Democratic candidate Darryl Hicks fired the first shot in Sunday's debate, accusing Republican Mark Butler of abusing his position as a legislator to threaten to cut funds from a state university for firing his girlfriend, who had been its lobbyist.

"First of all, like a lot of things you've accused me of, your facts are all wrong," Butler said. "The one thing you haven't accused me of is having ethics charges, which is one thing you cannot say."

Butler then said Hicks had been fined for seven ethics violations related to campaign disclosures. Most go back to his 2006 campaign for secretary of state and many remain unpaid, Butler said.
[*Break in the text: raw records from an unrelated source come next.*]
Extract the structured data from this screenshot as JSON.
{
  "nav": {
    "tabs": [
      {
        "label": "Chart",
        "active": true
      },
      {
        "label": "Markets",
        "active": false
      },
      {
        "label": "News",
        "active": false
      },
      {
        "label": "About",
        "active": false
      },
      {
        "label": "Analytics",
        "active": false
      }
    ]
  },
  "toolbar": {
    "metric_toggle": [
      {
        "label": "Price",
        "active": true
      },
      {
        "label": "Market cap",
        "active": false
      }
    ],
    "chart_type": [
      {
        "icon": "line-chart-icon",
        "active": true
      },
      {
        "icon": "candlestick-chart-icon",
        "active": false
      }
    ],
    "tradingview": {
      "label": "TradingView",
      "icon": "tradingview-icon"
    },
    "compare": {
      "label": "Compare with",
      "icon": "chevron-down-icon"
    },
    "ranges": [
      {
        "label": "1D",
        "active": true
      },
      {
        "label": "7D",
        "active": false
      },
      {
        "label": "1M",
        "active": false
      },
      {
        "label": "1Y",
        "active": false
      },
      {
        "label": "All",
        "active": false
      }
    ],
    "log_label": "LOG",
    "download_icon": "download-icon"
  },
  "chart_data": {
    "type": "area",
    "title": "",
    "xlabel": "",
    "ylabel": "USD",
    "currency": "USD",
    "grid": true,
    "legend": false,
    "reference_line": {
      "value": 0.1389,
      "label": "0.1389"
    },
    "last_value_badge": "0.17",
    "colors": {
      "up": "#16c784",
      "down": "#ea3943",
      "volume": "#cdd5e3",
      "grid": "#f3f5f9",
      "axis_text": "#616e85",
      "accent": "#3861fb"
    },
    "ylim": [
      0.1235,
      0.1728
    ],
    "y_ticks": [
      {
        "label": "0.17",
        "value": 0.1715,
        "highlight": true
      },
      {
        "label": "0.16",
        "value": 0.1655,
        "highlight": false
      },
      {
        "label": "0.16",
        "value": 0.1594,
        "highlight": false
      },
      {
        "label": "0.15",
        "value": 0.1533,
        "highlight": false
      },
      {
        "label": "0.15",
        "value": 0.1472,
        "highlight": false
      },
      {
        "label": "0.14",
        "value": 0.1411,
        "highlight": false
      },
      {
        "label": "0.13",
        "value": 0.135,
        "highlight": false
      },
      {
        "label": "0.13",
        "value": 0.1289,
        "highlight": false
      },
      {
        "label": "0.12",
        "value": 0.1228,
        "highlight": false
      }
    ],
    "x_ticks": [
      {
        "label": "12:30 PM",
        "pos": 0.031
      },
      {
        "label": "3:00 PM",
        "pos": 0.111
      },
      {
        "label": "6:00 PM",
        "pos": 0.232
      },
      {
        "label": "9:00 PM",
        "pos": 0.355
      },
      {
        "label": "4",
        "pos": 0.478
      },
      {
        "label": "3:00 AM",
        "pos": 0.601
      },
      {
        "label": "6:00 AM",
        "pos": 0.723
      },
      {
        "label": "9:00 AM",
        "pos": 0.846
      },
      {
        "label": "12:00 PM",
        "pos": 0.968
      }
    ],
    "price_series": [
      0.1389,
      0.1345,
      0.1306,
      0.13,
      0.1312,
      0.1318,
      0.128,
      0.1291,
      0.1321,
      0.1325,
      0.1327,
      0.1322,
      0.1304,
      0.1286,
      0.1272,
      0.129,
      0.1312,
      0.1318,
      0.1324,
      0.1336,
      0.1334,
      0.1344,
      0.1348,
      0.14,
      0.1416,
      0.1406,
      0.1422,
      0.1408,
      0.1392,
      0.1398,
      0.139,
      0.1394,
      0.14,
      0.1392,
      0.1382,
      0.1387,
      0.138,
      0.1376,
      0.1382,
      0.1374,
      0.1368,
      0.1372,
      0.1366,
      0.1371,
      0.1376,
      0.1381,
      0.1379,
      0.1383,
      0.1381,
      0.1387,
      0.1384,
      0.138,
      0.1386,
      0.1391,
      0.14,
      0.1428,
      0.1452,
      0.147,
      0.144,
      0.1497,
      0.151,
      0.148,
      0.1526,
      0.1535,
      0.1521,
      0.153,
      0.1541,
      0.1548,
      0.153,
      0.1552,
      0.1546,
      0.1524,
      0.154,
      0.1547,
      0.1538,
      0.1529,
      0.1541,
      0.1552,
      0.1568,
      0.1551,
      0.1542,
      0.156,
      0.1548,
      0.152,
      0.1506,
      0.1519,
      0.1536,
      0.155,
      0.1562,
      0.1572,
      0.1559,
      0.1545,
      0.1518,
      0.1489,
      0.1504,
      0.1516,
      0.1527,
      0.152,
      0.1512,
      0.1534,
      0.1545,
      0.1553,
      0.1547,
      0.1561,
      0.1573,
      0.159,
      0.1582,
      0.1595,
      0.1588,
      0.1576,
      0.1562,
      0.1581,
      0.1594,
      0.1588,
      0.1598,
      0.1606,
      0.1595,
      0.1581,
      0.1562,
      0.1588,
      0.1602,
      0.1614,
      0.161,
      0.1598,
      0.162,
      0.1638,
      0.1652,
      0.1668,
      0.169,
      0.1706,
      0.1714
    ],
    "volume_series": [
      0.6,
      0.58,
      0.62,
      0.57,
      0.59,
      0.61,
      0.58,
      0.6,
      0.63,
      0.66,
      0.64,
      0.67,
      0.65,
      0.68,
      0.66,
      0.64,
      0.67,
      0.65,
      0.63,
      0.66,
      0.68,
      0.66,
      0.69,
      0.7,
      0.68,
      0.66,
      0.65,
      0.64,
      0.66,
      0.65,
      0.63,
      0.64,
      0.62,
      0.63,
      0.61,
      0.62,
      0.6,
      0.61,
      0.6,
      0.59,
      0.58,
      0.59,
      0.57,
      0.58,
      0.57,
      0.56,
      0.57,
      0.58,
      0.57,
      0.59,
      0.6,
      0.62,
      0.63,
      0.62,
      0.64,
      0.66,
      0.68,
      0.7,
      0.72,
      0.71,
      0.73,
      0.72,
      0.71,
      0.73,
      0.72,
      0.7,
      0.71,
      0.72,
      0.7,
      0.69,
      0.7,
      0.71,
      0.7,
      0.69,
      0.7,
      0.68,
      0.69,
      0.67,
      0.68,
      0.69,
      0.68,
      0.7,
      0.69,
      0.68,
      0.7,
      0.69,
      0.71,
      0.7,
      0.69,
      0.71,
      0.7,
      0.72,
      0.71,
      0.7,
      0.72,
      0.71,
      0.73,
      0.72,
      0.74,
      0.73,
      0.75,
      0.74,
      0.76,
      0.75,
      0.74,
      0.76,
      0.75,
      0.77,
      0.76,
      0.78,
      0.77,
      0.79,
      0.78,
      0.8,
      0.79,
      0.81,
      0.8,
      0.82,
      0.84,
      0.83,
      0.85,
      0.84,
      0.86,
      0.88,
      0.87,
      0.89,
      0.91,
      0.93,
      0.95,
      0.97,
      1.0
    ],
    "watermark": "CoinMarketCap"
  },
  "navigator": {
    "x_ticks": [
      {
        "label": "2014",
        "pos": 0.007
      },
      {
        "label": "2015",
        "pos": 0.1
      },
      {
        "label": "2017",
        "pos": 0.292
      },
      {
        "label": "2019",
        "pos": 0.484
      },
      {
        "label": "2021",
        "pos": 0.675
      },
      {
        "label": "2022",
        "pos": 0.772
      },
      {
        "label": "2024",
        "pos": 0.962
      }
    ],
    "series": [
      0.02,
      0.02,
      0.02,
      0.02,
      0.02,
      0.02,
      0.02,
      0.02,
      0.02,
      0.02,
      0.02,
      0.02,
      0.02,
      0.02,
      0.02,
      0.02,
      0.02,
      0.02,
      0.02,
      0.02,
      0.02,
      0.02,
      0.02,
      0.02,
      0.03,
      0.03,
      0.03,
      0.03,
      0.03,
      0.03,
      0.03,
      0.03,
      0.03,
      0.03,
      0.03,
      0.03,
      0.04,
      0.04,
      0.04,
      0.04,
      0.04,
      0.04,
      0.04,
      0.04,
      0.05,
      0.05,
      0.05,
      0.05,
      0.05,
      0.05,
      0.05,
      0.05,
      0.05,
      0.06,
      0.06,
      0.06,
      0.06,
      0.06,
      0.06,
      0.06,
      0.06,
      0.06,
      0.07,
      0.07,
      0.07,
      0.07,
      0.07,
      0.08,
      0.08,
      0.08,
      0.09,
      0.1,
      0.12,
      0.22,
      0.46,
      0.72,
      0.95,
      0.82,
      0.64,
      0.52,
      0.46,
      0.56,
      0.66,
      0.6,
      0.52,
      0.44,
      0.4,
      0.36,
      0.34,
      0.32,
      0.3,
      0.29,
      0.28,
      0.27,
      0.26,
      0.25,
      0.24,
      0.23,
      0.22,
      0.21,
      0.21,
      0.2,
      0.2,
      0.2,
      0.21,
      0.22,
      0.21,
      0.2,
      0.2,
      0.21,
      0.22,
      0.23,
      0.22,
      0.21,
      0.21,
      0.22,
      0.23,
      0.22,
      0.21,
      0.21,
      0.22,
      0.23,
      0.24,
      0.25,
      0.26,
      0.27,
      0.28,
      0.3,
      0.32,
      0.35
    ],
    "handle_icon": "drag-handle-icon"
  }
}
Hick called the accusations untrue.

"You had a relationship with a lobbyist, and that lobbyist was bringing legislation to you," Hicks said. "You used unethical behavior in threatening to put thousands of people out of a job. ... Let's just own up to the facts."

Hicks was a lobbyist for AGL Resources before retiring and running for secretary of state.

The two did agree that the Labor Department should expand worker training and strengthen ties to employers about what that training should contain.

Butler said his 18 years at a small business prepares him to understand the needs of employers, but Hicks said his 20 years in a big business and as the one-time chief executive of Fulton County's government is better preparation.